EMMAILLOTTER, terme de Sage-femme & de Nourrice, c’est envelopper un enfant de langes par plusieurs couches circulaires, pour préserver son corps délicat des injures de l’air, & le tenir dans une position fixe, qu’on croit nécessaire à son bien-être & à la conservation de ses jours. Cette méthode est en usage chez la plûpart des peuples de l’Europe : nous verrons bien-tôt ce qu’il en faut penser.
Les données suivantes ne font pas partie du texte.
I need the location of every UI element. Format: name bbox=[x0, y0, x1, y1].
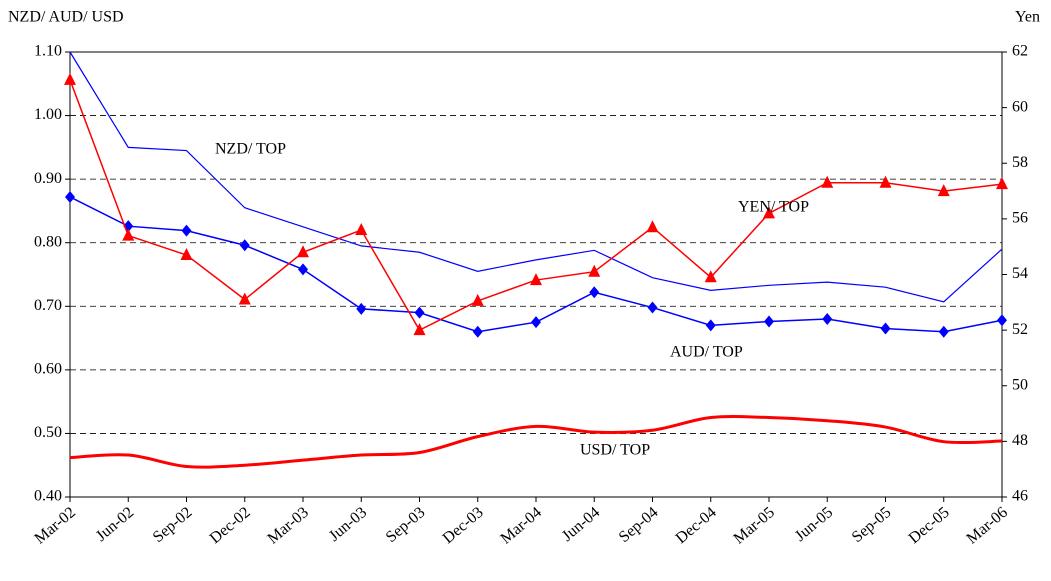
series-label: AUD/ TOP bbox=[670, 344, 743, 361]
marker bbox=[122, 228, 135, 241]
y2-tick-label: 60 bbox=[1012, 98, 1028, 115]
y2-tick-label: 62 bbox=[1012, 43, 1028, 60]
x-tick-label: Mar-04 bbox=[497, 504, 544, 548]
marker bbox=[704, 270, 717, 283]
marker bbox=[589, 286, 600, 299]
marker bbox=[297, 245, 309, 258]
marker bbox=[180, 248, 193, 261]
series-line bbox=[69, 196, 1003, 333]
marker bbox=[238, 292, 251, 305]
x-tick-label: Mar-03 bbox=[264, 504, 311, 548]
marker bbox=[181, 224, 192, 237]
marker bbox=[531, 316, 541, 329]
x-tick-label: Jun-02 bbox=[93, 504, 137, 545]
y2-tick-label: 58 bbox=[1012, 154, 1028, 171]
y2-tick-label: 46 bbox=[1012, 488, 1028, 505]
marker bbox=[414, 306, 425, 319]
marker bbox=[705, 319, 716, 332]
x-tick-label: Sep-05 bbox=[849, 504, 895, 546]
x-tick-label: Sep-04 bbox=[616, 504, 662, 546]
marker bbox=[530, 273, 542, 286]
marker bbox=[239, 239, 250, 252]
y2-tick-label: 50 bbox=[1012, 376, 1028, 393]
marker bbox=[471, 293, 484, 306]
x-tick-label: Mar-06 bbox=[963, 504, 1010, 548]
marker bbox=[356, 302, 367, 315]
series-label: YEN/ TOP bbox=[738, 199, 809, 216]
marker bbox=[879, 175, 892, 188]
y-tick-label: 1.00 bbox=[34, 106, 62, 123]
x-tick-label: Jun-03 bbox=[326, 504, 370, 545]
y2-axis-title: Yen bbox=[1015, 9, 1040, 26]
marker bbox=[937, 184, 950, 197]
y-axis-title: NZD/ AUD/ USD bbox=[8, 9, 124, 26]
x-tick-label: Mar-05 bbox=[730, 504, 777, 548]
marker bbox=[647, 301, 658, 314]
marker bbox=[472, 325, 483, 338]
marker bbox=[821, 175, 834, 188]
marker bbox=[298, 263, 308, 276]
x-tick-label: Dec-03 bbox=[440, 504, 487, 547]
x-tick-label: Dec-04 bbox=[673, 504, 720, 547]
marker bbox=[65, 190, 75, 203]
series-line bbox=[69, 414, 1003, 469]
series-line bbox=[69, 51, 1003, 303]
y-tick-label: 0.70 bbox=[34, 297, 62, 314]
x-tick-label: Jun-05 bbox=[792, 504, 836, 545]
marker bbox=[413, 323, 426, 336]
y2-tick-label: 48 bbox=[1012, 432, 1028, 449]
marker bbox=[996, 177, 1008, 190]
y-tick-label: 0.50 bbox=[34, 424, 62, 441]
y2-tick-label: 54 bbox=[1012, 265, 1028, 282]
x-tick-label: Mar-02 bbox=[31, 504, 78, 548]
marker bbox=[822, 313, 833, 325]
marker bbox=[355, 223, 368, 235]
series-line bbox=[69, 79, 1003, 332]
marker bbox=[880, 322, 891, 335]
x-tick-label: Sep-03 bbox=[383, 504, 429, 546]
marker bbox=[64, 72, 76, 85]
y-tick-label: 1.10 bbox=[34, 43, 62, 60]
marker bbox=[763, 206, 775, 219]
x-tick-label: Dec-05 bbox=[906, 504, 953, 547]
marker bbox=[764, 315, 774, 328]
x-tick-label: Dec-02 bbox=[207, 504, 254, 547]
marker bbox=[646, 220, 659, 233]
marker bbox=[997, 314, 1007, 327]
y-tick-label: 0.60 bbox=[34, 361, 62, 378]
y-tick-label: 0.40 bbox=[34, 488, 62, 505]
x-tick-label: Sep-02 bbox=[150, 504, 196, 546]
y2-tick-label: 56 bbox=[1012, 210, 1028, 227]
marker bbox=[938, 325, 949, 338]
series-label: USD/ TOP bbox=[580, 442, 650, 459]
y-tick-label: 0.80 bbox=[34, 233, 62, 250]
y-tick-label: 0.90 bbox=[34, 170, 62, 187]
y2-tick-label: 52 bbox=[1012, 321, 1028, 338]
marker bbox=[588, 264, 601, 277]
series-label: NZD/ TOP bbox=[215, 141, 286, 158]
x-tick-label: Jun-04 bbox=[559, 504, 603, 545]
A peine l’enfant est-il sorti du sein de sa mere, dit l’auteur de l’histoire naturelle de l’homme (tome II. page 457. édition in-4°.) ; à peine l’enfant joüit-il de la liberté de mouvoir & d’étendre ses membres, qu’on lui donne de nouveaux liens ; on l’emmaillotte, on le couche la tête fixe & les jambes allongées, les bras pendans à côté du corps ; il est entouré de linges & de bandages de toute espece, qui ne sauroient lui permettre de changer de situation ; heureux si on ne l’a pas serré au point de l’empêcher de respirer, & si on a eu la précaution de le coucher sur le côté, afin que les eaux qu’il doit rendre par la bouche puissent tomber d’elles-mêmes, car il n’auroit pas la liberté de tourner la tête sur le côté pour en faciliter l’écoulement.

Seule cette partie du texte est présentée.